The rehabilitation of patients who are recovering from severe stroke is associated with a substantial use of resources but limited potential for functional improvement. As a result, these individuals are not perceived as being ideal candidates for inpatient stroke rehabilitation. The objective of this review was to describe the evidence for and discuss some of the challenges of providing inpatient rehabilitation services for individuals with severe stroke.

Methods:

A literature search was conducted to identify relevant studies. Studies were included if (a) inpatient rehabilitation was compared to other rehabilitation settings and (b) the study population included individuals with severe stroke-related disability.

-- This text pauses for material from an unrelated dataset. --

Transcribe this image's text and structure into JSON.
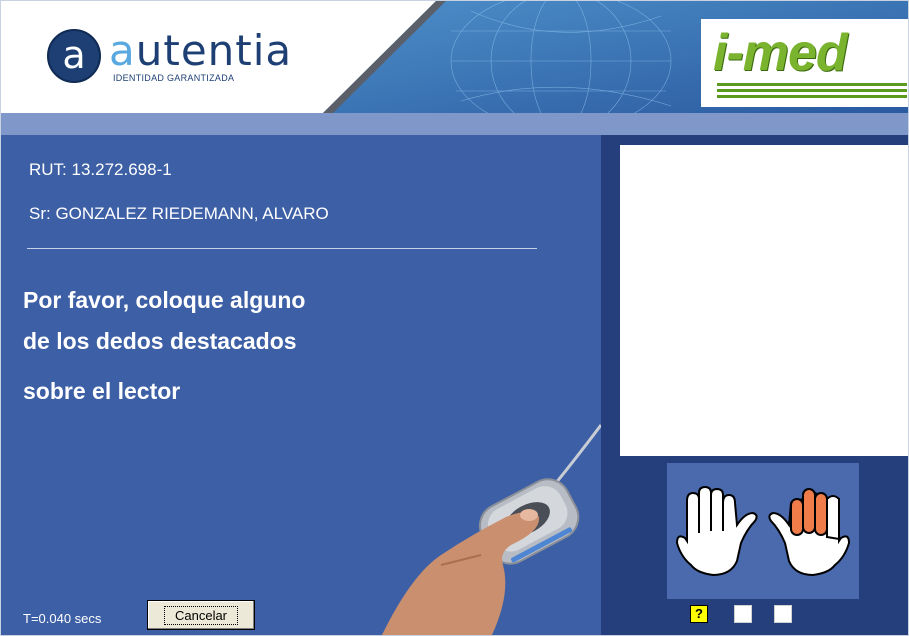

Following data abstraction, the methodological quality of randomized controlled trials (RCTs) that met inclusion criteria was assessed using the PEDro scale.

Results:

Fourteen studies (including 4 RCTs) met inclusion criteria. Despite making limited functional improvement, persons with severe strokes who received inpatient rehabilitation had reduced mortality, decreased lengths of hospital stay, and increased likelihood of discharge home when compared to those who received rehabilitation in other settings. Rehabilitation on specialized stroke units resulted in better outcomes than other forms of inpatient rehabilitation for this group.

Conclusion:

Inpatient rehabilitation is beneficial for individuals with severe stroke. However, for this group, it may be necessary to rethink the emphasis on functional improvement and focus more on discharge planning. These individuals may still have restricted access to rehabilitation as a result of limited resources, the perception that they have poor rehabilitation potential, limited understanding of the goals of rehabilitation for this population, and a lack of research.